- Russian: У твоего порога
- Directed by: Vasili Ordynsky
- Written by: Semyon Nagornyj
- Produced by: Mark Shadur
- Starring: Nadezhda Fedosova; Pyotr Lyubeshkin; Liliya Dzyuba; Boris Yurchenko; Yuri Gorobets;
- Cinematography: Igor Slabnevich
- Music by: Venyamin Basner
- Production company: Mosfilm
- Release date: 1962;
- Country: Soviet Union
- Language: Russian

= At Your Threshold =

1962 film

At Your Threshold (У твоего порога) is a 1962 Soviet war drama film directed by Vasili Ordynsky. The film's plot is based on real events from 1941 involving the defense of Moscow by use of anti-aircraft guns.
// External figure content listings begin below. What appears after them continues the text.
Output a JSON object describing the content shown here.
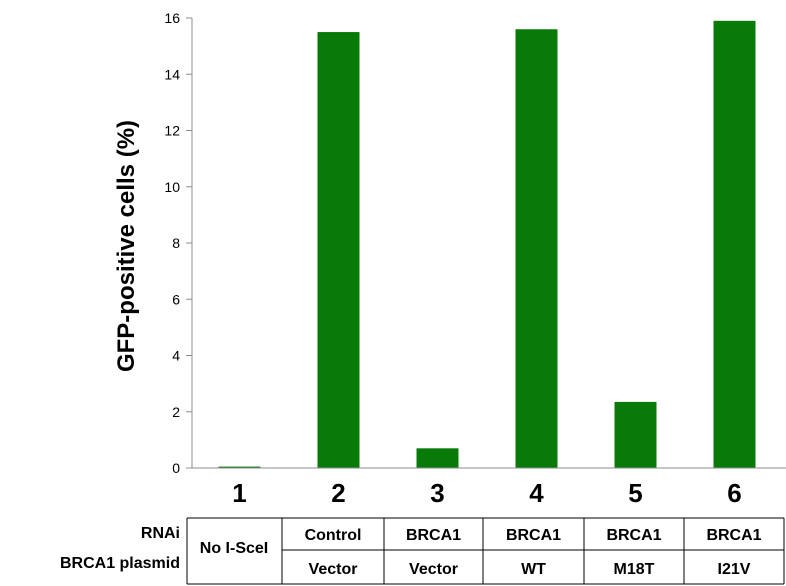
{
  "chart_data": {
    "type": "bar",
    "categories": [
      "1",
      "2",
      "3",
      "4",
      "5",
      "6"
    ],
    "values": [
      0.05,
      15.5,
      0.7,
      15.6,
      2.35,
      15.9
    ],
    "ylabel": "GFP-positive cells (%)",
    "xlabel": "",
    "ylim": [
      0,
      16
    ],
    "yticks": [
      "0",
      "2",
      "4",
      "6",
      "8",
      "10",
      "12",
      "14",
      "16"
    ],
    "grid": false,
    "legend": "none",
    "bar_color": "#087a08"
  },
  "table": {
    "row_labels": {
      "rnai": "RNAi",
      "plasmid": "BRCA1 plasmid"
    },
    "first_cell": "No I-SceI",
    "rnai": [
      "Control",
      "BRCA1",
      "BRCA1",
      "BRCA1",
      "BRCA1"
    ],
    "plasmid": [
      "Vector",
      "Vector",
      "WT",
      "M18T",
      "I21V"
    ]
  }
}
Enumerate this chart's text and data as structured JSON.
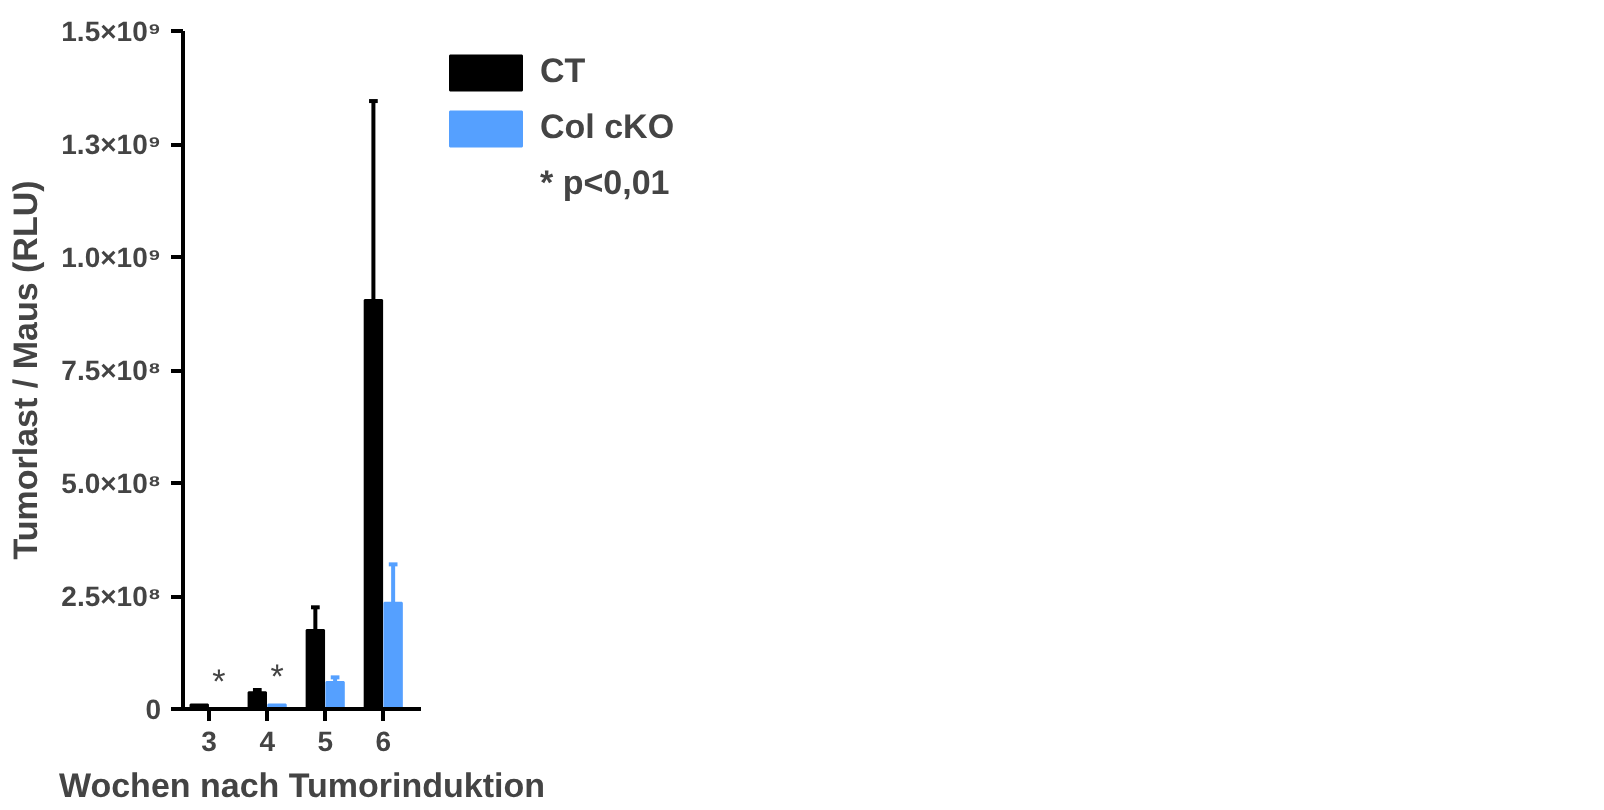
{
  "chart_data": {
    "type": "bar",
    "categories": [
      "3",
      "4",
      "5",
      "6"
    ],
    "xlabel": "Wochen nach Tumorinduktion",
    "ylabel": "Tumorlast / Maus (RLU)",
    "series": [
      {
        "name": "CT",
        "color": "#000000",
        "values": [
          10000000.0,
          37000000.0,
          175000000.0,
          905000000.0
        ],
        "errors": [
          null,
          [
            37000000.0,
            42000000.0
          ],
          [
            175000000.0,
            225000000.0
          ],
          [
            905000000.0,
            1345000000.0
          ]
        ]
      },
      {
        "name": "Col cKO",
        "color": "#55a0ff",
        "values": [
          0,
          10000000.0,
          60000000.0,
          235000000.0
        ],
        "errors": [
          null,
          null,
          [
            60000000.0,
            70000000.0
          ],
          [
            235000000.0,
            320000000.0
          ]
        ]
      }
    ],
    "ylim": [
      0,
      1500000000.0
    ],
    "yticks": [
      0,
      {
        "value": 250000000.0,
        "label": "2.5×10⁸"
      },
      {
        "value": 500000000.0,
        "label": "5.0×10⁸"
      },
      {
        "value": 750000000.0,
        "label": "7.5×10⁸"
      },
      {
        "value": 1000000000.0,
        "label": "1.0×10⁹"
      },
      {
        "value": 1250000000.0,
        "label": "1.3×10⁹"
      },
      {
        "value": 1500000000.0,
        "label": "1.5×10⁹"
      }
    ],
    "annotations": [
      "*",
      "*",
      "* p<0,01"
    ],
    "legend": "top right",
    "grid": false
  }
}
The film was officially released in the Soviet Union on March 27, 1963, where it was seen by 13.6 million viewers.

== Plot ==
The action of the film takes place in the fall of 1941, when the fascists were approaching Moscow, and the Russians, in their turn, sent zenith batteries against them.

== Cast ==
- Nadezhda Fedosova as Mother
- Pyotr Lyubeshkin as Father
- Liliya Dzyuba as Liza (as Liliya Dsyuba)
- Boris Yurchenko as Mikhail Prokhorenko
- Yuri Gorobets as Perekalin
- Nikolay Grabbe as Chauffeur Mikhail Vasilyevich
- Roman Khomyatov as Igor Bersenev
- Viktor Filippov as Yevsei Vasyuta
- Georgy Martyniuk as wounded on the train
- Yuri Smirnov as Siberian boy
- Vasili Ordynsky as cameo

== Reception ==
For her performance in the film, Nadezhda Fedosova won Best Supporting Actress at the eighth San Francisco International Film Festival.